Je suis toujours étonné, quand il m'arrive de participer à une réunion de jeunes patrons de les trouver si désuets. Eux doivent me trouver excentrique, provocateur, voire irresponsable... Je leur explique par exemple que chez nous chaque employé a deux machines, une chez lui et une au bureau. Ou encore que nous n'avons pas plus de quatre niveaux hiérarchiques, parce que nous faisons tout pour ne pas devenir gros et gras, et paresseux... En revanche, notre politique des salaires ne prévoit pas de limite supérieure. C'est le marché du travail qui décide. Les patrons à qui je raconte cette histoire sont un peu éberlués, ils me disent qu'ils ne pourraient pas agir de cette façon, et ils ont sans doute raison. Si nous pouvons nous permettre de payer des salaires élevés, c'est parce que nous sommes peu nombreux, et que la masse salariale représente un pourcentage très faible de notre chiffre d'affaires.
C'est aussi parce que nous avons le vent en poupe. Il arrive, comme partout ailleurs, que des clients nous téléphonent pour se plaindre de leur Apple II ou de leur Macintosh qui leur joue des tours. Mais quand je leur propose de me le rapporter pour que je le leur rembourse, ils se mettent en colère: Ce n'est pas du tout ce que je veux ! Ils ne demandent qu'un peu d'aide, des conseils, une réparation... Ils n'imaginent plus de se passer de leur machine, même s'ils souffrent parfois de ses caprices passagers. C'est ainsi qu'un conflit se transforme en anecdote. Au fond, si j 'ai un privilège, c'est de me retrouver dans une situation où les circonstances m'obligent à faire ce que j'ai envie de faire...

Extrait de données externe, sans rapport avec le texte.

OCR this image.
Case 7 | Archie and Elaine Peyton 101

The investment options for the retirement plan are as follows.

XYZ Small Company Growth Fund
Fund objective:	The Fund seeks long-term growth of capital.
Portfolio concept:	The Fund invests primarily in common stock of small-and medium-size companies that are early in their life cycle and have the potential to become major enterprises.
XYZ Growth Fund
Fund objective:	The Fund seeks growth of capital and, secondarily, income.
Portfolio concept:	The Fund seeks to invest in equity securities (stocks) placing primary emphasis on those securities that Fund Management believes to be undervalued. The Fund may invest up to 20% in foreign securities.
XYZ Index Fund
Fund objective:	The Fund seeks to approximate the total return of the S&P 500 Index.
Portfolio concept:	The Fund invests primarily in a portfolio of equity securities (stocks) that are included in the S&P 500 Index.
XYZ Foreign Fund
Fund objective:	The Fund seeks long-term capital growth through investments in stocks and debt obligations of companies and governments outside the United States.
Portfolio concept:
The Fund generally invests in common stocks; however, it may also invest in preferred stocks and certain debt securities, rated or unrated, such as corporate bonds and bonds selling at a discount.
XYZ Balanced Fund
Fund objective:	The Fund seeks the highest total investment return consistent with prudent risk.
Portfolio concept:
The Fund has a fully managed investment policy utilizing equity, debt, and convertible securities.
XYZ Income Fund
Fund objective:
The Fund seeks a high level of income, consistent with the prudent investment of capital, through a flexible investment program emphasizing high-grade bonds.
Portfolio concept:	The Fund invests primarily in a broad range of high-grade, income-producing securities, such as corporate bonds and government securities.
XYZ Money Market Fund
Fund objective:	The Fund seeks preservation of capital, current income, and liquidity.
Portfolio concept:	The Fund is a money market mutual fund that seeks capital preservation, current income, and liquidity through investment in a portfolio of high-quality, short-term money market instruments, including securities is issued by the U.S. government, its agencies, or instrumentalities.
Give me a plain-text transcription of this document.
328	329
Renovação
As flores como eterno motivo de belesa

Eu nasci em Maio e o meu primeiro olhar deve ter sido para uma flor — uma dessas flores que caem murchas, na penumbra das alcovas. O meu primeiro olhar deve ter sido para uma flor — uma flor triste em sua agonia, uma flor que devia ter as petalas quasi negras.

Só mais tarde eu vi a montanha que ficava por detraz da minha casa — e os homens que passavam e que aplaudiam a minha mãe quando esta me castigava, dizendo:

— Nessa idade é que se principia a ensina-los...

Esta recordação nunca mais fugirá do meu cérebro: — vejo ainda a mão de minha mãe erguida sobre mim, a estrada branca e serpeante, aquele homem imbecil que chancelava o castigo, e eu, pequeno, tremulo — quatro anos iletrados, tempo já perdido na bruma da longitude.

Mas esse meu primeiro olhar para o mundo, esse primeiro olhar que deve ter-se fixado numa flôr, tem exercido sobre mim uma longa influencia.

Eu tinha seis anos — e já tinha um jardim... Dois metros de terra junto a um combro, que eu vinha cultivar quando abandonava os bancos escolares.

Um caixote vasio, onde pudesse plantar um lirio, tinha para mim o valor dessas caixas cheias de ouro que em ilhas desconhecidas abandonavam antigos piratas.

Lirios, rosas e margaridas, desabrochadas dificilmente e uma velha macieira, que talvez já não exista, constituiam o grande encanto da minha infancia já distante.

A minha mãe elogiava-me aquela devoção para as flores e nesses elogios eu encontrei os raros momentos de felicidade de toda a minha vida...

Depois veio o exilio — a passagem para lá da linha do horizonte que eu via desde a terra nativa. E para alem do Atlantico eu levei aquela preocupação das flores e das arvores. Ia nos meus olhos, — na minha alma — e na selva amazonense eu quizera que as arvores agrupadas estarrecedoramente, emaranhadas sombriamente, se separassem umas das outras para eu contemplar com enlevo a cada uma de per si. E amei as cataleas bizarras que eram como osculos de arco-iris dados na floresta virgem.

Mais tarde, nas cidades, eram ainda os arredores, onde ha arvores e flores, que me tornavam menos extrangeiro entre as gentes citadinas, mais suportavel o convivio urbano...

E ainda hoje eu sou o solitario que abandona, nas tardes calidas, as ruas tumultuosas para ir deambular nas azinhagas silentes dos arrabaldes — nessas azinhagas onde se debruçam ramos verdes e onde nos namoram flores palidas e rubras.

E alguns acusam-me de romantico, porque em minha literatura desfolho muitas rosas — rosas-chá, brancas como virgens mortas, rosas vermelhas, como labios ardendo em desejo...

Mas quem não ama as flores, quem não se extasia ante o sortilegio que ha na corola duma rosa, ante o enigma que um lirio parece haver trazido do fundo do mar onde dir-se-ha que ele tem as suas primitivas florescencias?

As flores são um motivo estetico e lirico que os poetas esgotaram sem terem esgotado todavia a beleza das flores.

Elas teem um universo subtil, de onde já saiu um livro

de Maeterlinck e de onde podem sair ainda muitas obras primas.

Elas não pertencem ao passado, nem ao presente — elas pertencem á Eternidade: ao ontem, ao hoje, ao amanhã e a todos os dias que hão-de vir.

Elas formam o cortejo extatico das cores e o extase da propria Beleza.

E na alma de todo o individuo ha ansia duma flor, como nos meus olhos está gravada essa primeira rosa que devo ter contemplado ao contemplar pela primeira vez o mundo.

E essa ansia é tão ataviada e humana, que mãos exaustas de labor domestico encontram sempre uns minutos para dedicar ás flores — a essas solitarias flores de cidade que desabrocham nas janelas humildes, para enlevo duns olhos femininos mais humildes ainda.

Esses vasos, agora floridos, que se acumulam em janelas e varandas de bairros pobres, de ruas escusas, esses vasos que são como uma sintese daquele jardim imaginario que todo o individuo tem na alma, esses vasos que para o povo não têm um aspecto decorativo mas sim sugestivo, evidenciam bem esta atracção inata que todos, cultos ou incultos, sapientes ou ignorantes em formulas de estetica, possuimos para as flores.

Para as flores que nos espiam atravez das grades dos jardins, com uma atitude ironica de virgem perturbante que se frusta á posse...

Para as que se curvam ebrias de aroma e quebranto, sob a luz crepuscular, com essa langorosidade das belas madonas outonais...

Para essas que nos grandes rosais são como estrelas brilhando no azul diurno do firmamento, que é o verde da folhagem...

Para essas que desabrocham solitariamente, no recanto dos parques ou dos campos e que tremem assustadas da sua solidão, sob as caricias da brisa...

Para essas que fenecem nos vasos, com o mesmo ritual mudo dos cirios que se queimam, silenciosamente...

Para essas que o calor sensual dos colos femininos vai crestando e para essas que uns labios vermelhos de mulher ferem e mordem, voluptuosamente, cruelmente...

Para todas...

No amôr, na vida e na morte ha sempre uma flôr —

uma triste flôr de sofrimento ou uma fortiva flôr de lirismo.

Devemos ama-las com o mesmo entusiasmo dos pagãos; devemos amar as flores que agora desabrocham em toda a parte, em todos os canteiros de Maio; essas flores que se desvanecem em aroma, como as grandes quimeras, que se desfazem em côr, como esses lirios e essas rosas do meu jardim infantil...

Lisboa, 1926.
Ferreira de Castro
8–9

Comme de faire travailler des gens de talent. En 1981, en Californie, quelqu'un m'a dit un jour: Il y a deux Français un peu bizarres qui inventent des choses dans un labo à Cupertino, tu devrais aller voir. J'y suis allé tout de suite, et je me suis trouvé en présence de deux chevelus barbus très occupés qui avaient démonté un Apple II et sorti tout ce qu'il avait dans le ventre. Il y avait des fils de tous les côtés, des oscilloscopes, un désordre inimaginable. Ils etaient en train de mettre au point des cartes permettant d'améliorer la couleur des graphismes d Apple II+ . Mais surtout, ces cartes avaient l avantage inestimable de pouvoir se connecter directement à une des trois grandes inventions françaises des dernières années: j'ai nommé le Concorde, le procédé Secam et la prise Péritel. Grâce à la prise Péritel, ils avaient trouvé le moyen de se brancher directement sur le tube de television qui commande les rouges, les verts et les Jaunes de l'image. Avant la prise Péritel
on était obligé de poser à l'arrière de l'ordinateur un systeme emettant des signaux qui passaient dans l'antenne et qu'il fallait ensuite démoduler. C était une méthode chère et l'image était moins bonne. Philippe Chaillat et Didier Chaligné, toujours chevelus et enthousiastes, à leur manière des professeurs Nimbus, sont donc venus me voir a Paris. Je leur ai dit: Vous allez fonder une societe indépendante, nous vous aiderons et nous achèterons votre invention. J'ai tout de suite eu envie d'en faire des partenaires commerciaux et non des salariés. J'étais convaincu que cette indépendance les stimulerait pour leurs inventions futures. Au début, ils hésitaient, ils ne voulaient pas faire du commerce , ils voulaient rester tranquilles dans leur coin et démonter leurs machines sans s'occuper du reste. Mais ils se sont heureusement laissés convaincre. Ils ont appelé leur société le Chat Mauve et ils ont fait plusieurs millions de francs de chiffre d'affaires avec nous. Puis, quand Apple II C est sorti, ils ont fait fabriquer aux Etats-Unis un circuit qui s'ajoute à l'arrière de l'appareil et qui crée de très belles images en couleurs. L'un d'eux a même fait le voyage jusqu'en Californie avec une jambe dans le plâtre... Ils ont maintenant un sous-traitant, ils démarrent la production, s'occupent eux-mêmes des achats de composants... Ils travaillent avec nous et non pour nous, cela fait toute la différence. Ce genre d'alliances me ravit, elles donnent un sens supplémentaire à mon travail.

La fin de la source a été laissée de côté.